Michel Deguy, complète :
« Arracher les sourds-muets de naissance que nous sommes à leur sort de futurs enfants sauvages pour lui substituer la formation de l’intelligence et du jugement - ces mots devenant concepts et idées, « dialectiquement » articulés, donc en membrure intelligible de notre existence cherchant un sens, ou cohérence, tel est le « don » d’une donation que désire faire le maître de philosophie, identiquement disciple socratique [3] : tout le contraire du dressage intolérant qui réduirait les fils à la mutité ou à la conviction unilatérale. »
Plaidant pour « la synapse philosophique » que le poète et philosophe trouve bien proche de « la fonction métaphore ».
Dans son évocation de La puissance du rationnel, et des sites de recours, John Sallis précise que Dominique Janicaud avait esquissé in fine quelques lieux de résistance à l’écart : l’éthique, le politique et le poétique, dont il offrait cette description :
« Le Poétique est cette dimension qui, dans les arts et même souvent hors d’eux, porte tout langage et toute monstration à leurs limites mêmes. Dansant devant l’arche du rationnel [4], il est le sens excédant le sens, le dire de l’indicible, l’ouïe de l’inouï, l’avenir même fondant sur l’homme dans la réserve de ses possibles.
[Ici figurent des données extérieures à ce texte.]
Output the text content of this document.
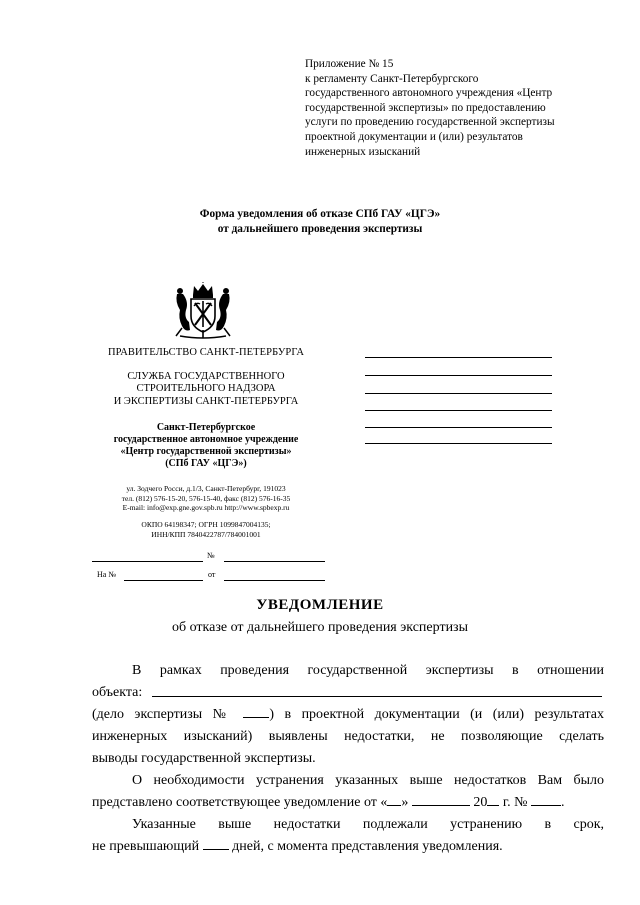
Приложение № 15
к регламенту Санкт-Петербургского
государственного автономного учреждения «Центр
государственной экспертизы» по предоставлению
услуги по проведению государственной экспертизы
проектной документации и (или) результатов
инженерных изысканий
Форма уведомления об отказе СПб ГАУ «ЦГЭ»
от дальнейшего проведения экспертизы
ПРАВИТЕЛЬСТВО САНКТ-ПЕТЕРБУРГА
СЛУЖБА ГОСУДАРСТВЕННОГО
СТРОИТЕЛЬНОГО НАДЗОРА
И ЭКСПЕРТИЗЫ САНКТ-ПЕТЕРБУРГА
Санкт-Петербургское
государственное автономное учреждение
«Центр государственной экспертизы»
(СПб ГАУ «ЦГЭ»)
ул. Зодчего Росси, д.1/3, Санкт-Петербург, 191023
тел. (812) 576-15-20, 576-15-40, факс (812) 576-16-35
E-mail: info@exp.gne.gov.spb.ru http://www.spbexp.ru
ОКПО 64198347; ОГРН 1099847004135;
ИНН/КПП 7840422787/784001001
№
На №	от
УВЕДОМЛЕНИЕ
об отказе от дальнейшего проведения экспертизы
В рамках проведения государственной экспертизы в отношении
объекта:
(дело экспертизы №	) в проектной документации (и (или) результатах
инженерных изысканий) выявлены недостатки, не позволяющие сделать
выводы государственной экспертизы.
О необходимости устранения указанных выше недостатков Вам было
представлено соответствующее уведомление от « »	20 г. № .
Указанные выше недостатки подлежали устранению в срок,
не превышающий дней, с момента представления уведомления.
Le Poétique traverse contradictions et renversements : il est la part qui excède originellement et destinalement la puissance du rationnel. »
Trois facettes de l’oeuvre de Dominique Janicaud, philosophe en phase avec son temps, questionnant son devenir, pédagogue suscitant le dialogue, et homme d’écriture privilégiant une forme limpide, précise mais recourant également aux images.
Rappelons que le partage c’est le lot que nous avons en commun : notre finitude, l’envahissement de la techno-science, et aussi un désert qui croît.
La citation de Franco Volpi en exergue de Nihilisme de la technique et responsabilité, en donne la mesure :
« La machine moderne est chaque jour plus compliquée, et l’homme moderne chaque jour plus élémentaire. » (Nicolas Gomez Davila)
La contribution de Franco Volpi qui s’appuie, outre La puissance du rationnel, sur l’un des derniers essais de Janicaud L’homme va-t-il dépasser l’humain ? - Bayard, 2002 - souligne que guider l’interprétation du changement d’un monde qui change sans nous, est bien du ressort d’une philosophie de la technique qui soit à la hauteur de la situation.
Parmi les nombreuses contributions à cet hommage [5], quelques autres abordent cette thématique, la plupart reviennent sur le dialogue de Dominique Janicaud avec Heidegger, d’autres s’attardent sur son "minimalisme phénoménologique", une autre encore sur Félix Ravaisson auquel il consacra sa thèse.
Des textes inédits, dont Etat des lieux, préface à la traduction américaine de A nouveau la philosophie, Platon et nous, et un entretien avec Arnaud Villani complètent leur éclairage.
D’Arnaud Villani, nous sont donnés en guise d’Envoi : L’Intelligence du partage et deux poèmes.
Sans aucun doute faut-il prêter attention à ce qui suit, la constance du thème de « l’intelligence du partage » (un syntagme particulièrement ouvert) pouvant s’avérer un nouveau départ pour la philosophie en général.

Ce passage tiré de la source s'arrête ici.